The disadvantages below are not a knock on any of these projects or their contributors.

<table>
  <tbody>
    <tr>
      <th align="center">Package</th>
      <th align="center">Advantages</th>
      <th align="center">Disadvantages</th>
    </tr>
    <tr>
      <td><a href="https://github.com/microsoft/playwright-python">playwright-python</a></td>
      <td>
        <ul>
          <li>Well-maintained as owned by Microsoft.</li>
          <li>Offers syncronous and asyncronous APIs.</li>
          <li>Offers a fantastic request context.</li>
          <li>Supports Firefox fully.</li>
        </ul>
      </td>
      <td>
        <ul>
          <li>
            Can be difficult to debug in Python.
            <ul>
                <li>Remote calls are made to the local playwright server, not to the browser directly.</li>
                <li>APIs are generated, so digging into a method requires searching, or an actively running session, depending on your IDE.</li>
            </ul>
          </li>
          <li>Sync API is actually still running async code under-the-hood, which can lead to out-of-state browser pages and other unexpected behaviours.</li>
        </ul>
      </td>
    </tr>
    <tr>
      <td><a href="https://github.com/puppeteer/puppeteer">puppeteer</a></td>
      <td>
        <ul>
          <li>Well-maintained, easily the largest Node.js browser automation library.</li>
          <li>Working to support <a href="https://developer.chrome.com/blog/webdriver-bidi">BiDi</a>.</li>
        </ul>
      </td>
      <td>
        <ul>
          <li>Written in Node.js, does not mesh with a Python ecosystem.</li>
        </ul>
      </td>
    </tr>
    <tr>
      <td><a href="https://github.com/pyppeteer/pyppeteer">pyppeteer</a></td>
      <td>
        <ul>
          <li>Ported directly from puppeteer.</li>
        </ul>
      </td>
      <td>
        <ul>
          <li><b>No longer maintained!</b></li>
          <li>Does not use the fetch domain for request interception, resulting in unexpected behaviours with redirects in Chromium.</li>
          <li>Not "pythonic" in some ways, with a fair amount of duplicated code and camelCase variables (likely due to being a port).</li>
        </ul>
      </td>
    </tr>
  </tbody>
</table>

## To Do

- Finish/publish tests.
- Fully support Firefox.
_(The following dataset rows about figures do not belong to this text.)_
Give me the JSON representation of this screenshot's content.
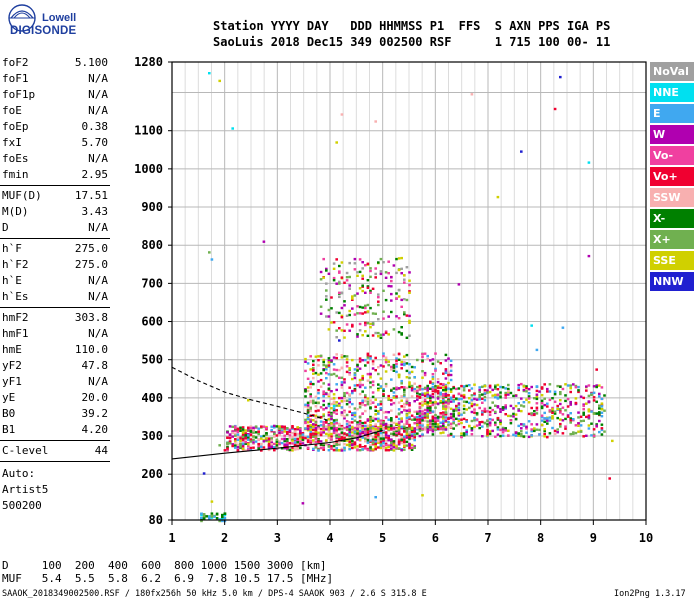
{
  "logo": {
    "line1": "Lowell",
    "line2": "DIGISONDE"
  },
  "header": {
    "row1": "Station YYYY DAY   DDD HHMMSS P1  FFS  S AXN PPS IGA PS",
    "row2": "SaoLuis 2018 Dec15 349 002500 RSF      1 715 100 00- 11"
  },
  "params": {
    "group1": [
      {
        "k": "foF2",
        "v": "5.100"
      },
      {
        "k": "foF1",
        "v": "N/A"
      },
      {
        "k": "foF1p",
        "v": "N/A"
      },
      {
        "k": "foE",
        "v": "N/A"
      },
      {
        "k": "foEp",
        "v": "0.38"
      },
      {
        "k": "fxI",
        "v": "5.70"
      },
      {
        "k": "foEs",
        "v": "N/A"
      },
      {
        "k": "fmin",
        "v": "2.95"
      }
    ],
    "group2": [
      {
        "k": "MUF(D)",
        "v": "17.51"
      },
      {
        "k": "M(D)",
        "v": "3.43"
      },
      {
        "k": "D",
        "v": "N/A"
      }
    ],
    "group3": [
      {
        "k": "h`F",
        "v": "275.0"
      },
      {
        "k": "h`F2",
        "v": "275.0"
      },
      {
        "k": "h`E",
        "v": "N/A"
      },
      {
        "k": "h`Es",
        "v": "N/A"
      }
    ],
    "group4": [
      {
        "k": "hmF2",
        "v": "303.8"
      },
      {
        "k": "hmF1",
        "v": "N/A"
      },
      {
        "k": "hmE",
        "v": "110.0"
      },
      {
        "k": "yF2",
        "v": "47.8"
      },
      {
        "k": "yF1",
        "v": "N/A"
      },
      {
        "k": "yE",
        "v": "20.0"
      },
      {
        "k": "B0",
        "v": "39.2"
      },
      {
        "k": "B1",
        "v": "4.20"
      }
    ],
    "clevel": {
      "k": "C-level",
      "v": "44"
    },
    "auto": [
      "Auto:",
      "Artist5",
      "500200"
    ]
  },
  "legend": [
    {
      "label": "NoVal",
      "color": "#a0a0a0"
    },
    {
      "label": "NNE",
      "color": "#00e0f0"
    },
    {
      "label": "E",
      "color": "#40a8f0"
    },
    {
      "label": "W",
      "color": "#b000b0"
    },
    {
      "label": "Vo-",
      "color": "#f040a0"
    },
    {
      "label": "Vo+",
      "color": "#f00030"
    },
    {
      "label": "SSW",
      "color": "#f8b0b0"
    },
    {
      "label": "X-",
      "color": "#008000"
    },
    {
      "label": "X+",
      "color": "#70b050"
    },
    {
      "label": "SSE",
      "color": "#d0d000"
    },
    {
      "label": "NNW",
      "color": "#2020d0"
    }
  ],
  "footer": {
    "d_row": "D     100  200  400  600  800 1000 1500 3000 [km]",
    "muf_row": "MUF   5.4  5.5  5.8  6.2  6.9  7.8 10.5 17.5 [MHz]",
    "bottom_left": "SAAOK_2018349002500.RSF / 180fx256h 50 kHz 5.0 km / DPS-4 SAAOK 903 / 2.6 S 315.8 E",
    "bottom_right": "Ion2Png 1.3.17"
  },
  "chart_data": {
    "type": "scatter",
    "title": "",
    "xlabel": "",
    "ylabel": "",
    "xlim": [
      1,
      10
    ],
    "ylim": [
      80,
      1280
    ],
    "x_ticks": [
      1,
      2,
      3,
      4,
      5,
      6,
      7,
      8,
      9,
      10
    ],
    "y_ticks": [
      80,
      200,
      300,
      400,
      500,
      600,
      700,
      800,
      900,
      1000,
      1100,
      1280
    ],
    "y_gridlines": [
      80,
      200,
      300,
      400,
      500,
      600,
      700,
      800,
      900,
      1000,
      1100,
      1200,
      1280
    ],
    "x_minor_step": 0.25,
    "grid": true,
    "clusters": [
      {
        "name": "F-layer o-trace",
        "x_range": [
          2.0,
          5.6
        ],
        "y_range": [
          265,
          330
        ],
        "density": 900,
        "colors": [
          "#f00030",
          "#f040a0",
          "#f00030",
          "#008000",
          "#70b050",
          "#d0d000",
          "#40a8f0",
          "#b000b0",
          "#f8b0b0"
        ]
      },
      {
        "name": "F-layer spread",
        "x_range": [
          3.5,
          6.3
        ],
        "y_range": [
          320,
          520
        ],
        "density": 900,
        "colors": [
          "#f00030",
          "#f040a0",
          "#008000",
          "#70b050",
          "#d0d000",
          "#b000b0",
          "#40a8f0",
          "#f8b0b0"
        ]
      },
      {
        "name": "F-layer tail",
        "x_range": [
          5.6,
          9.2
        ],
        "y_range": [
          300,
          440
        ],
        "density": 700,
        "colors": [
          "#d0d000",
          "#70b050",
          "#008000",
          "#f040a0",
          "#f00030",
          "#b000b0",
          "#40a8f0"
        ]
      },
      {
        "name": "multi-hop",
        "x_range": [
          3.8,
          5.5
        ],
        "y_range": [
          560,
          770
        ],
        "density": 220,
        "colors": [
          "#f00030",
          "#f040a0",
          "#008000",
          "#70b050",
          "#d0d000",
          "#b000b0",
          "#a0a0a0"
        ]
      },
      {
        "name": "low-frequency noise",
        "x_range": [
          1.5,
          2.0
        ],
        "y_range": [
          80,
          100
        ],
        "density": 40,
        "colors": [
          "#40a8f0",
          "#00e0f0",
          "#008000",
          "#70b050"
        ]
      },
      {
        "name": "scattered",
        "x_range": [
          1.6,
          9.5
        ],
        "y_range": [
          120,
          1280
        ],
        "density": 45,
        "colors": [
          "#40a8f0",
          "#00e0f0",
          "#d0d000",
          "#f00030",
          "#b000b0",
          "#2020d0",
          "#f8b0b0",
          "#70b050"
        ]
      }
    ],
    "profile_solid": [
      [
        1.0,
        240
      ],
      [
        2.0,
        255
      ],
      [
        3.0,
        268
      ],
      [
        4.0,
        283
      ],
      [
        4.5,
        295
      ],
      [
        5.0,
        315
      ]
    ],
    "profile_dashed": [
      [
        1.0,
        480
      ],
      [
        1.5,
        445
      ],
      [
        2.0,
        415
      ],
      [
        2.5,
        395
      ],
      [
        3.0,
        378
      ],
      [
        3.5,
        360
      ],
      [
        4.0,
        340
      ]
    ]
  }
}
Currently only a subset of CDP is implemented in Firefox, so functionality is lacking. While
[BiDi](https://developer.chrome.com/blog/webdriver-bidi) is in development, it is not certain when it will be feature-complete.
There are a few options here:
  - [puppeteer is tracking](https://puppeteer.github.io/ispuppeteerwebdriverbidiready/) their own progress. Could wait for this
  to be closer to parity and port it.
  - Another option would be to port off the implementation Microsoft has done, since [they will not be abandoning their custom Firefox distribution for BiDi anytime soon](https://github.com/microsoft/playwright/pull/24073#issuecomment-1636205254). This would create an abtract dependency, though.
  - A third option would be to use temporary extensions to mimic as much behaviour as possible. We could already potentially use the
  [webRequest API](https://developer.mozilla.org/en-US/docs/Mozilla/Add-ons/WebExtensions/API/webRequest) to intercept, abort, and alert requests.
  Though the `Runtime.addBinding` CDP method is not implemented in Firefox so it can be difficult to callback to Python methods
  in a blocking manner.
- Explore decorating `Page.wait_for_<x>` methods with `contextlib.asynccontextmanager`
so the syntax is more straightforward.